Der blasse Junge bewachte die Tür, lehnte gegen das weißlackierte Holz, die Hände auf dem Rücken, die Beine gekreuzt, in der violetten Uniform des Prinz Heinrich.
„Sie erzählen mir heute nichts, Herr Doktor?“
Er blickte auf, stellte den Stock ab, nahm eine Zigarette, zündete sie an, blickte zur Straße hin, die im Schatten von Sankt Severin lag. Lehrjungen, Lastwagen, Nonnen: Leben auf der Straße; graues Herbstlicht fiel von dem violetten Samtvorhang fast silbern zurück; von Velourvorhängen eingerahmt, frühstückten verspätete Gäste; selbst die weichgekochten Eier sahen in dieser Beleuchtung lasterhaft aus, biedere Hausfrauengesichter wirkten in diesem Licht verworfen; Kellner, befrackt, mit einverstandenen Augen, sahen aus wie Beelzebubs[13], Asmodis[14] unmittelbare Abgesandte; und waren doch nur harmlose Gewerkschaftsmitglieder, die nach Feierabend beflissen die Leitartikel ihres Verbandsblättchens lasen; sie schienen hier ihre Pferdefüße unter geschickten orthopädischen Konstruktionen zu verbergen; wuchsen nicht elegante kleine Hörner aus ihren weißen, roten und gelben Stirnen? Der Zucker in den vergoldeten Dosen schien nicht Zucker zu sein; Verwandlungen fanden hier statt, Wein war nicht Wein, Brot nicht Brot, alles wurde zum Ingrediens geheimnisvoller Laster ausgeleuchtet; hier wurde zelebriert; und der Name der Gottheit durfte nicht genannt, nur gedacht werden.
„Erzählen, Junge, was?“
Seine Erinnerung hatte sich nie an Worte und Bilder gehalten, nur an Bewegungen. Vater, das war sein Gang, die kokette Kurve, die das rechte Hosenbein mit jedem Schritt beschrieb, rasch, so dass das dunkle blaue Stoßband nur für einen Augenblick sichtbar wurde, wenn er morgens an Gretzens Laden vorüber ins Cafe Kroner ging, um dort zu frühstücken; Mutter, das war die kompliziert – demütige Figur, die ihre Hände beschrieben, wenn sie sie auf der Brust faltete, immer kurz bevor sie eine Torheit aussprach: wie schlecht die Welt sei, wie wenig reine Herzen es gebe; ihre Hände schrieben es in die Luft, bevor sie es aussprach; Otto, das waren seine marschierenden Beine, wenn er durch den Hausflur ging, in Stiefeln, die Straße hinunter; Feindschaft, Feindschaft, schlug der Takt auf die Fliesen, schlugen diese Füße, die in den Jahren davor einen anderen Takt geschlagen hatten: ‚Bruder, Bruder.‘ Großmutter: die Bewegung, die sie siebzig Jahre lang gemacht hatte, und die er viele Male am Tag von seiner Tochter ausgeführt sah; jahrhundertalte Bewegung, die sich vererbte und ihn jedesmal erschrecken ließ; seine Tochter Ruth hatte ihre Urgroßmutter nie gesehen; woher hatte sie diese Bewegung? Ahnungslos strich sie sich das Haar aus der Stirn, wie ihre Urgroßmutter es getan hatte.
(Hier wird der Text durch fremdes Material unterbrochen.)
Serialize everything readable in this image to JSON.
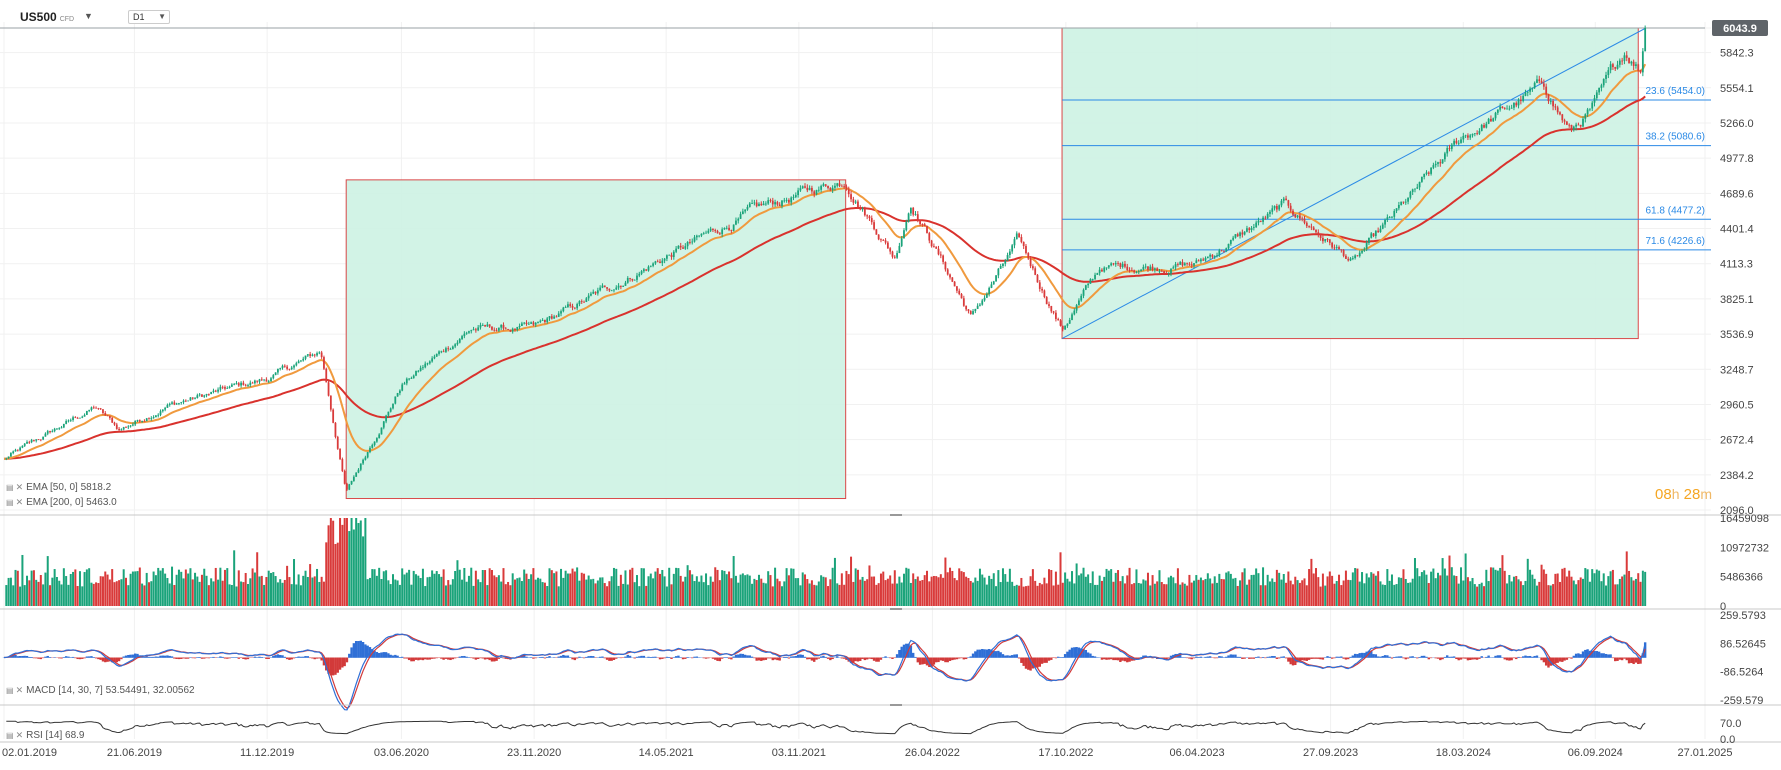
{
  "header": {
    "symbol": "US500",
    "symbol_type": "CFD",
    "timeframe": "D1"
  },
  "price_label": "6043.9",
  "countdown": {
    "hours": "08",
    "hours_unit": "h",
    "minutes": "28",
    "minutes_unit": "m"
  },
  "indicators": {
    "ema50": "EMA [50, 0] 5818.2",
    "ema200": "EMA [200, 0] 5463.0",
    "macd": "MACD [14, 30, 7] 53.54491,  32.00562",
    "rsi": "RSI [14] 68.9"
  },
  "colors": {
    "up": "#1aa37a",
    "down": "#d93a3a",
    "ema50": "#f09a3e",
    "ema200": "#d9322d",
    "box_fill": "#cdf2e3",
    "box_stroke": "#d94848",
    "fib": "#2b8ae6",
    "price_label_bg": "#5f6469",
    "macd_blue": "#2f6fd6",
    "macd_red": "#d23a3a",
    "rsi": "#333333"
  },
  "chart_data": {
    "type": "line",
    "title": "US500",
    "x_axis_ticks": [
      "02.01.2019",
      "21.06.2019",
      "11.12.2019",
      "03.06.2020",
      "23.11.2020",
      "14.05.2021",
      "03.11.2021",
      "26.04.2022",
      "17.10.2022",
      "06.04.2023",
      "27.09.2023",
      "18.03.2024",
      "06.09.2024",
      "27.01.2025"
    ],
    "y_axis_ticks": [
      "6043.9",
      "5842.3",
      "5554.1",
      "5266.0",
      "4977.8",
      "4689.6",
      "4401.4",
      "4113.3",
      "3825.1",
      "3536.9",
      "3248.7",
      "2960.5",
      "2672.4",
      "2384.2",
      "2096.0"
    ],
    "ylim": [
      2096.0,
      6043.9
    ],
    "price_anchors": [
      {
        "date": "02.01.2019",
        "close": 2510
      },
      {
        "date": "01.05.2019",
        "close": 2940
      },
      {
        "date": "01.06.2019",
        "close": 2750
      },
      {
        "date": "01.08.2019",
        "close": 2950
      },
      {
        "date": "11.12.2019",
        "close": 3170
      },
      {
        "date": "19.02.2020",
        "close": 3390
      },
      {
        "date": "23.03.2020",
        "close": 2237
      },
      {
        "date": "03.06.2020",
        "close": 3120
      },
      {
        "date": "01.09.2020",
        "close": 3580
      },
      {
        "date": "23.11.2020",
        "close": 3580
      },
      {
        "date": "14.05.2021",
        "close": 4170
      },
      {
        "date": "02.09.2021",
        "close": 4530
      },
      {
        "date": "03.11.2021",
        "close": 4680
      },
      {
        "date": "03.01.2022",
        "close": 4800
      },
      {
        "date": "08.03.2022",
        "close": 4170
      },
      {
        "date": "29.03.2022",
        "close": 4630
      },
      {
        "date": "16.06.2022",
        "close": 3670
      },
      {
        "date": "16.08.2022",
        "close": 4300
      },
      {
        "date": "12.10.2022",
        "close": 3580
      },
      {
        "date": "01.12.2022",
        "close": 4080
      },
      {
        "date": "06.04.2023",
        "close": 4110
      },
      {
        "date": "31.07.2023",
        "close": 4590
      },
      {
        "date": "27.10.2023",
        "close": 4120
      },
      {
        "date": "18.03.2024",
        "close": 5150
      },
      {
        "date": "01.07.2024",
        "close": 5570
      },
      {
        "date": "05.08.2024",
        "close": 5190
      },
      {
        "date": "06.09.2024",
        "close": 5410
      },
      {
        "date": "15.10.2024",
        "close": 5860
      },
      {
        "date": "04.11.2024",
        "close": 5710
      },
      {
        "date": "11.11.2024",
        "close": 6043.9
      }
    ],
    "series": [
      {
        "name": "EMA [50, 0]",
        "last": 5818.2
      },
      {
        "name": "EMA [200, 0]",
        "last": 5463.0
      }
    ],
    "fibonacci": [
      {
        "label": "23.6 (5454.0)",
        "value": 5454.0
      },
      {
        "label": "38.2 (5080.6)",
        "value": 5080.6
      },
      {
        "label": "61.8 (4477.2)",
        "value": 4477.2
      },
      {
        "label": "71.6 (4226.6)",
        "value": 4226.6
      }
    ],
    "trendline": [
      {
        "date": "12.10.2022",
        "value": 3500
      },
      {
        "date": "11.11.2024",
        "value": 6043.9
      }
    ],
    "highlight_boxes": [
      {
        "from": "23.03.2020",
        "to": "03.01.2022",
        "low": 2190,
        "high": 4800
      },
      {
        "from": "12.10.2022",
        "to": "01.11.2024",
        "low": 3500,
        "high": 6043.9
      }
    ],
    "volume": {
      "y_axis_ticks": [
        "16459098",
        "10972732",
        "5486366",
        "0"
      ],
      "ylim": [
        0,
        16459098
      ]
    },
    "macd": {
      "y_axis_ticks": [
        "259.5793",
        "86.52645",
        "-86.5264",
        "-259.579"
      ],
      "ylim": [
        -259.579,
        259.5793
      ],
      "last": [
        53.54491,
        32.00562
      ]
    },
    "rsi": {
      "y_axis_ticks": [
        "70.0",
        "0.0"
      ],
      "ylim": [
        0,
        100
      ],
      "last": 68.9
    }
  }
}
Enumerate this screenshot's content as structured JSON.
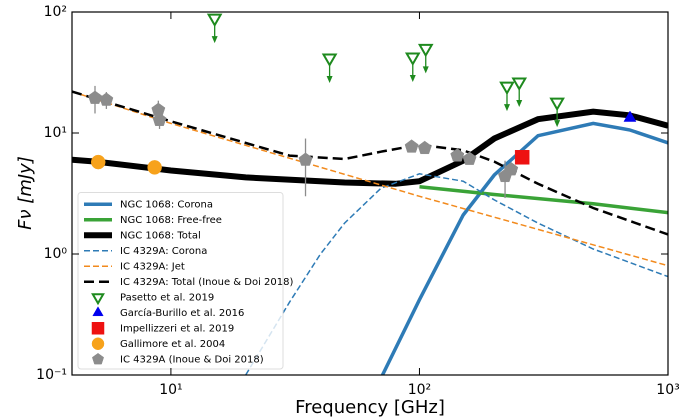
{
  "chart_data": {
    "type": "line",
    "xlabel": "Frequency [GHz]",
    "ylabel": "Fν [mJy]",
    "xscale": "log",
    "yscale": "log",
    "xlim": [
      4,
      1000
    ],
    "ylim": [
      0.1,
      100
    ],
    "xticks": [
      {
        "value": 10,
        "label": "10¹"
      },
      {
        "value": 100,
        "label": "10²"
      },
      {
        "value": 1000,
        "label": "10³"
      }
    ],
    "yticks": [
      {
        "value": 0.1,
        "label": "10⁻¹"
      },
      {
        "value": 1,
        "label": "10⁰"
      },
      {
        "value": 10,
        "label": "10¹"
      },
      {
        "value": 100,
        "label": "10²"
      }
    ],
    "legend": "lower left",
    "series": [
      {
        "name": "NGC 1068: Corona",
        "kind": "line",
        "color": "#2e7bb6",
        "width": 3.5,
        "linestyle": "solid",
        "x": [
          71,
          100,
          150,
          200,
          300,
          500,
          700,
          1000
        ],
        "values": [
          0.1,
          0.42,
          2.1,
          4.5,
          9.5,
          12,
          10.6,
          8.3
        ]
      },
      {
        "name": "NGC 1068: Free-free",
        "kind": "line",
        "color": "#3aa337",
        "width": 3.5,
        "linestyle": "solid",
        "x": [
          100,
          200,
          500,
          1000
        ],
        "values": [
          3.6,
          3.1,
          2.6,
          2.2
        ]
      },
      {
        "name": "NGC 1068: Total",
        "kind": "line",
        "color": "#000000",
        "width": 6,
        "linestyle": "solid",
        "x": [
          4,
          5,
          10,
          20,
          50,
          80,
          100,
          150,
          200,
          300,
          500,
          700,
          1000
        ],
        "values": [
          6.0,
          5.8,
          4.9,
          4.3,
          3.9,
          3.8,
          4.0,
          5.9,
          9,
          13,
          15,
          14,
          11.5
        ]
      },
      {
        "name": "IC 4329A: Corona",
        "kind": "line",
        "color": "#2e7bb6",
        "width": 1.5,
        "linestyle": "dashed",
        "x": [
          20,
          30,
          40,
          50,
          70,
          100,
          150,
          200,
          300,
          500,
          1000
        ],
        "values": [
          0.1,
          0.4,
          1.0,
          1.8,
          3.5,
          4.6,
          4.0,
          2.8,
          1.8,
          1.1,
          0.65
        ]
      },
      {
        "name": "IC 4329A: Jet",
        "kind": "line",
        "color": "#f28a1d",
        "width": 1.5,
        "linestyle": "dashed",
        "x": [
          4,
          10,
          100,
          1000
        ],
        "values": [
          22,
          12,
          3.0,
          0.8
        ]
      },
      {
        "name": "IC 4329A: Total (Inoue & Doi 2018)",
        "kind": "line",
        "color": "#000000",
        "width": 2.5,
        "linestyle": "dashed",
        "x": [
          4,
          10,
          30,
          50,
          70,
          100,
          150,
          200,
          300,
          500,
          1000
        ],
        "values": [
          22,
          12.5,
          6.5,
          6.1,
          7,
          8,
          7.2,
          5.8,
          3.8,
          2.4,
          1.45
        ]
      },
      {
        "name": "Pasetto et al. 2019",
        "kind": "scatter",
        "marker": "triangle-down",
        "color": "#1e8a1e",
        "open": true,
        "upper_limit": true,
        "x": [
          15,
          43.5,
          94,
          106,
          225,
          252,
          358
        ],
        "values": [
          89,
          41.7,
          42.5,
          50,
          24.4,
          26.4,
          18
        ]
      },
      {
        "name": "García-Burillo et al. 2016",
        "kind": "scatter",
        "marker": "triangle-up",
        "color": "#0000ee",
        "x": [
          703
        ],
        "values": [
          13.3
        ]
      },
      {
        "name": "Impellizzeri et al. 2019",
        "kind": "scatter",
        "marker": "square",
        "color": "#ee1111",
        "x": [
          259
        ],
        "values": [
          6.3
        ]
      },
      {
        "name": "Gallimore et al. 2004",
        "kind": "scatter",
        "marker": "circle",
        "color": "#f7a21b",
        "x": [
          5.1,
          8.6
        ],
        "values": [
          5.75,
          5.2
        ]
      },
      {
        "name": "IC 4329A (Inoue & Doi 2018)",
        "kind": "scatter",
        "marker": "pentagon",
        "color": "#8c8c8c",
        "x": [
          4.95,
          5.5,
          8.9,
          9.0,
          34.8,
          93,
          105,
          142,
          159,
          221,
          234
        ],
        "values": [
          19.5,
          18.8,
          15.5,
          12.8,
          6.0,
          7.7,
          7.5,
          6.5,
          6.1,
          4.4,
          5.0
        ],
        "yerr": [
          5,
          3,
          3,
          2,
          3,
          0.5,
          0.5,
          0.3,
          0.3,
          1.5,
          0.5
        ]
      }
    ]
  }
}
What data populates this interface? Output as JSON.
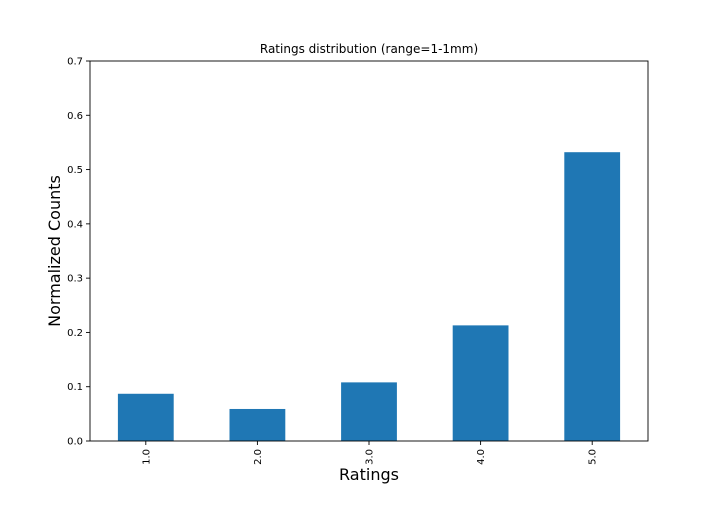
{
  "chart_data": {
    "type": "bar",
    "title": "Ratings distribution (range=1-1mm)",
    "xlabel": "Ratings",
    "ylabel": "Normalized Counts",
    "categories": [
      "1.0",
      "2.0",
      "3.0",
      "4.0",
      "5.0"
    ],
    "values": [
      0.087,
      0.059,
      0.108,
      0.213,
      0.532
    ],
    "ylim": [
      0,
      0.7
    ],
    "yticks": [
      "0.0",
      "0.1",
      "0.2",
      "0.3",
      "0.4",
      "0.5",
      "0.6",
      "0.7"
    ],
    "bar_color": "#1f77b4",
    "grid": false,
    "legend": "none"
  }
}
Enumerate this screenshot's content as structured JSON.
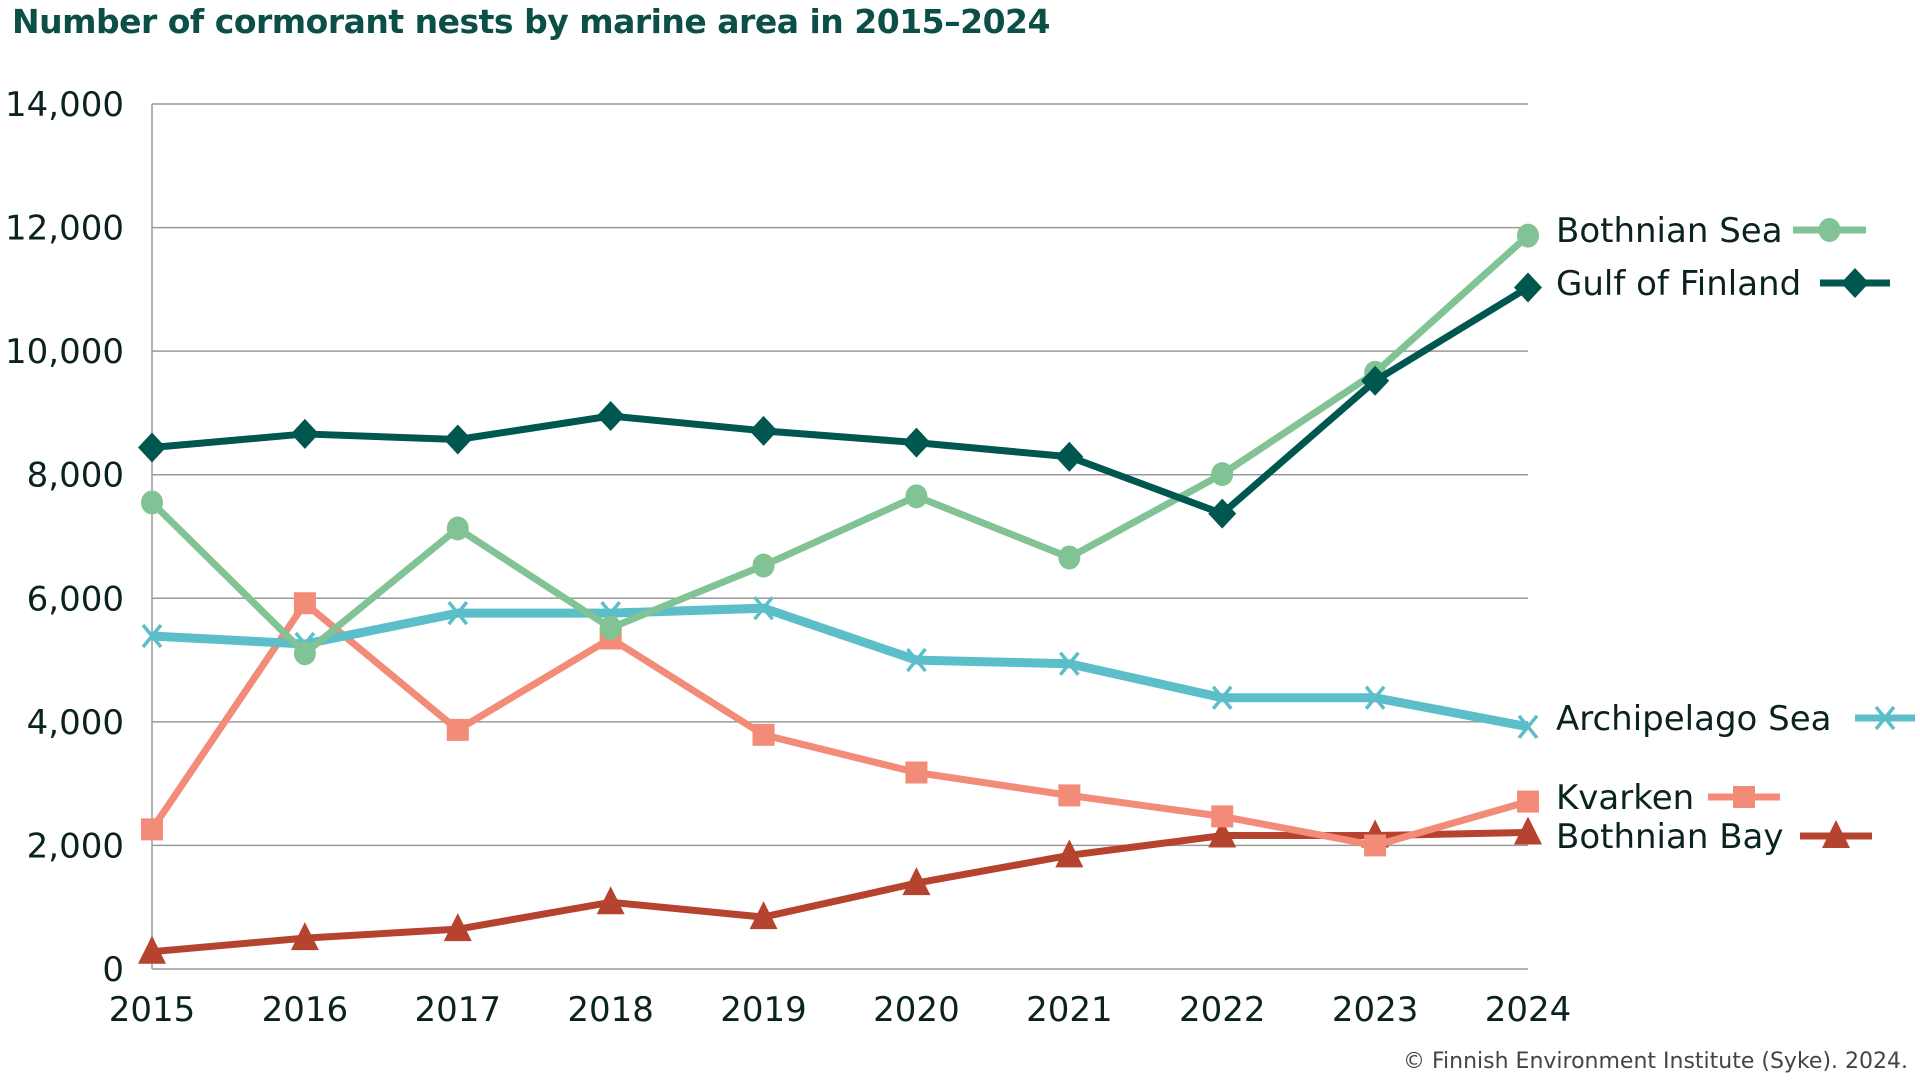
{
  "chart_data": {
    "type": "line",
    "title": "Number of cormorant nests by marine area in 2015–2024",
    "xlabel": "",
    "ylabel": "",
    "x": [
      "2015",
      "2016",
      "2017",
      "2018",
      "2019",
      "2020",
      "2021",
      "2022",
      "2023",
      "2024"
    ],
    "ylim": [
      0,
      14000
    ],
    "yticks": [
      0,
      2000,
      4000,
      6000,
      8000,
      10000,
      12000,
      14000
    ],
    "ytick_labels": [
      "0",
      "2,000",
      "4,000",
      "6,000",
      "8,000",
      "10,000",
      "12,000",
      "14,000"
    ],
    "grid": "horizontal",
    "legend": "right, inline at line ends",
    "series": [
      {
        "name": "Bothnian Sea",
        "color": "#82c396",
        "marker": "circle",
        "values": [
          7550,
          5110,
          7130,
          5520,
          6530,
          7650,
          6660,
          8010,
          9650,
          11870
        ]
      },
      {
        "name": "Gulf of Finland",
        "color": "#00574f",
        "marker": "diamond",
        "values": [
          8440,
          8660,
          8570,
          8950,
          8710,
          8520,
          8290,
          7370,
          9520,
          11030
        ]
      },
      {
        "name": "Archipelago Sea",
        "color": "#5bbec9",
        "marker": "x",
        "values": [
          5390,
          5260,
          5760,
          5760,
          5840,
          5000,
          4940,
          4390,
          4390,
          3920
        ]
      },
      {
        "name": "Kvarken",
        "color": "#f28b77",
        "marker": "square",
        "values": [
          2260,
          5920,
          3870,
          5350,
          3790,
          3180,
          2810,
          2470,
          2000,
          2710
        ]
      },
      {
        "name": "Bothnian Bay",
        "color": "#b5432f",
        "marker": "triangle",
        "values": [
          280,
          500,
          645,
          1080,
          840,
          1390,
          1840,
          2160,
          2160,
          2210
        ]
      }
    ]
  },
  "source": "© Finnish Environment Institute (Syke). 2024."
}
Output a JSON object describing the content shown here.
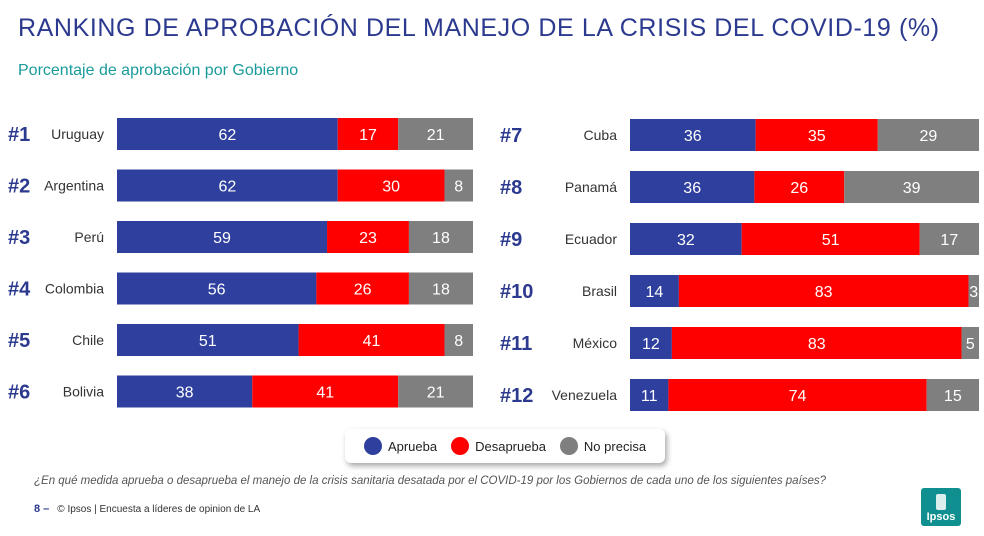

Und er sah sich selbst, wie er sich nach den Schlaghölzern bückte, um seins herauszusuchen; wie er den Ball in der linken Hand hin und her rollte, her und hin, bis er ihn griffig genug hatte, ihn im entscheidenden Augenblick genau dorthin zu werfen, wo er ihn haben wollte; so hoch, dass die Fallzeit des Balles genau der Zeit entsprach, die er brauchte, um umzugreifen, auch die linke Hand ums Holz zu legen, auszuholen und den Ball zu treffen, mit gesammelter Kraft, so, dass er weit fliegen würde, bis hinters Mal.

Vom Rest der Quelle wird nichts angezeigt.